The book dont bother with the derivation, here is the result:
Var(Rp) = 1/n (Average variance of the individual stocks) + (1-1/n)(Average covariance between the stocks)
The key insight lies in what happens as n grows large. Basically, the larger n is, the less focus it is on the individual stocks, and more focus on the average covariance. This is the key result, and it generalize to cases with unequal weights as well: More stocks in the portfolio generally leads to more focus on covariance as a determinant of portfolio variance.
Say we have a portfolio with equally weighted stocks, and we let n grow towards infinity. What happens?
We eliminate all the risk that could be diverisified. We are left with only market risk.
how can we find the general result of volatility in a portfolio with unequal weights?
What can we use this result for
Start with variance of the portfolio:
var(Rp) = ∑xi Cov(Ri, Rp)
Then we covnert cov to corr
var(Rp) = ∑xi Corr(Ri, Rp)(SD(Ri)SD(Rp))
Now we make use of the fact that var(Rp) = SD(Rp)SD(Rp)
SD(Rp) = ∑xi SD(Ri) Corr(Ri, Rp)
This result is nice because it highlights the dynamics of the volatility of the portfolio.
The overall volatility is a function of stock weight, volatility of the individual stocks, and how correlated the stock is to the rest of the portfolio.
How does the volatility of a portfolio compare to the weighted average volatility of the stocks within it?
Volatility of the portfolio will be less than the weighted average. This is obviously due to the correlation term that basically force the result to be equal to, or lower.
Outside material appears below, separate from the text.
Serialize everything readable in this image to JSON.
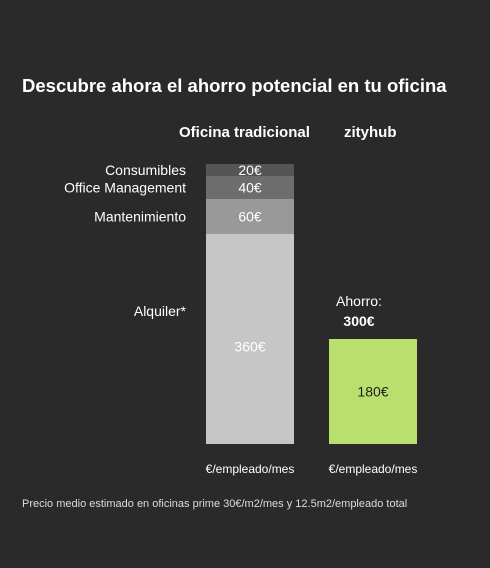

Recall the goal of this chapter?
How an investor can create an efficient portfolio
Recall the formula of varaince of a two stock portfolio
var(Rp) = x1^2 var(R1) + x2^2 Var(R2) + 2x1x2 cov(R1, R2)
Define the optimal portfolio
optimal is subjective to some degree. however, we define optimal portfolio as the portfolio that has the highest expected return for a given level of volatility.
This is an objective principle. Regardless of how risk seeking or risk averse an investor is, he will naturally want to achieve the highest returns for the level of risk he accepts.
Consider the case of a two stock portfolio. What is the core point that the book try to teach here?
We can adjust the portfolio weights and achieve different levels of expected return and volatility. However, due to diversification, some portfolios will actually have better expected return AND volatility than other portfolios.
The point is that due to how correlation works, statistically there is an advantage in having uncorrelated investments together. This creates the diversification. And the outcome of this is that we need to figure out: Which portfolios are superior in both dimensions to others? Or perhaps more importantly, which portfolios are simply inferior, and never even needs to be considered?
I suppose there will be portfolios that will not be better on both dimensions, but can for instance offer a greater expected return at the price of greater volatility. This is still an efficient portfolio, as it is not inferior.
Define an inefficient portfolio
A portfolio is inefficient if there exist weights that make the portfolio better in terms of both volatility and expected return (better on all dimensions).